Fake it 'till you make it is not applicable to scientific or technical discussions.
Nice content-free slogan.
I'm not a Sound Engineer, I'm an Electronics Engineer - we're the ones who had to find the right balance between fidelity, bit error rates, data rates and even circuit price when designing the digital audio sampling systems that capture from the analog world the digital data which the Sound Engineers use to work their magic: so I'm quite familiar with the limits of analog to digital conversion and that's what I'm pointing out.
As it so happens I also took Compression and Cryptography in my degree and am quite familiar with where the term "lossless" comes from, especially since I took that elective at the time when the first lossy compression algorithms were starting to come out (specifically wavelet encoding as used in JPEG and MPEG) so people had to start talking about "lossless" compression algorithms with regards to the kind of algorithms what until then had just been called compression algorithms (because until then there were no compression algorithms with loss since the idea of losing anything when compressing data was considered crazy until it turns out you could do it and save tons of space if it was for stuff like image and audio because of the limitations of human senses - essentially in the specific case of things meant to be received by human senses, if you could deceive the human senses then the loss was acceptable, whilst in a general data sense losing data in compression was unacceptable).
My expertise is even higher up the Tech stack than the people who to me sound like Junior Devs making fun of lusers because they were using technical terms to mean something else, even while the Junior Devs themselves have yet to learn enough to understand the scope of usage and full implications for those technical terms (or the simple reality that non-Techies don't have the same interpretation of technical terms as domain experts and instead interprete those things by analogy)
STFU and stop dropping your resume. Nobody gives a shit, and I can tell you I'm FAR more knowledgeable than you.
You literally don't understand the difference between a sensor, data, compression, or anything else. You don't understand energy, physics, or the underlying concepts.

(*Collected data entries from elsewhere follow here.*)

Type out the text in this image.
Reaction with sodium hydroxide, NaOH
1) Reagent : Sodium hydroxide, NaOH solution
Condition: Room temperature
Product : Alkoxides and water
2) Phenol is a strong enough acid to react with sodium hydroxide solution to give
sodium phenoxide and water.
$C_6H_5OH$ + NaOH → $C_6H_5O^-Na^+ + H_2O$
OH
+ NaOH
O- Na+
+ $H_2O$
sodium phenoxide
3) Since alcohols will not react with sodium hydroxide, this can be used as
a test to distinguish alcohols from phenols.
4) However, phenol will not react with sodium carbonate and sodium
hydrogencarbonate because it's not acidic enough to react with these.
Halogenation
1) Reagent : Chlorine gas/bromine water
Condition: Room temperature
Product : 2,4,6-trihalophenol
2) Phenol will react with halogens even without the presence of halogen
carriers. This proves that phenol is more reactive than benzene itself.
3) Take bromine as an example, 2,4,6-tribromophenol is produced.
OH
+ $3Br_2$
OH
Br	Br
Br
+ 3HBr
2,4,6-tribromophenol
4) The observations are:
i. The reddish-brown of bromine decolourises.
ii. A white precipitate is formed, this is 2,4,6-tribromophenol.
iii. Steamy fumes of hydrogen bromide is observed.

You are not as informed as you personally believe.
Literally STFU
Clearly my point about this being like Junior Devs thinking they know better that the "lusers" whilst not knowing enough to understand the limits of their knowledge hit the mark and hurt.
It's hilarious that you think a background in game making (by the way, love that hypocrisy of yours of criticizing me for pointing out my background whilst you often do exactly the same on your posts) qualifies you to understand things like the error rates in the time and amplitude domains inherent to the sampling and quantization process which is Analog-to-Digital conversion "FAR" better than a Digital Systems Electronics Engineering Degree - you are literally the User from the point of view of a Digital Systems EE.
Then the mention of Physics too was just delicious because I also have part of a Physics degree that I took before changing to EE half way in my degree, so I studied it at Uni level just about long enough to go all the way to Quantum Mechanics which is a teensy weensy bit more advanced than just "energy" (and then, funnily enough, a great deal of EE was also about "energy").
Oh, and by the way, if you think others will Shut The Fuck Up just because you tell them to, you're in for a big disappointment.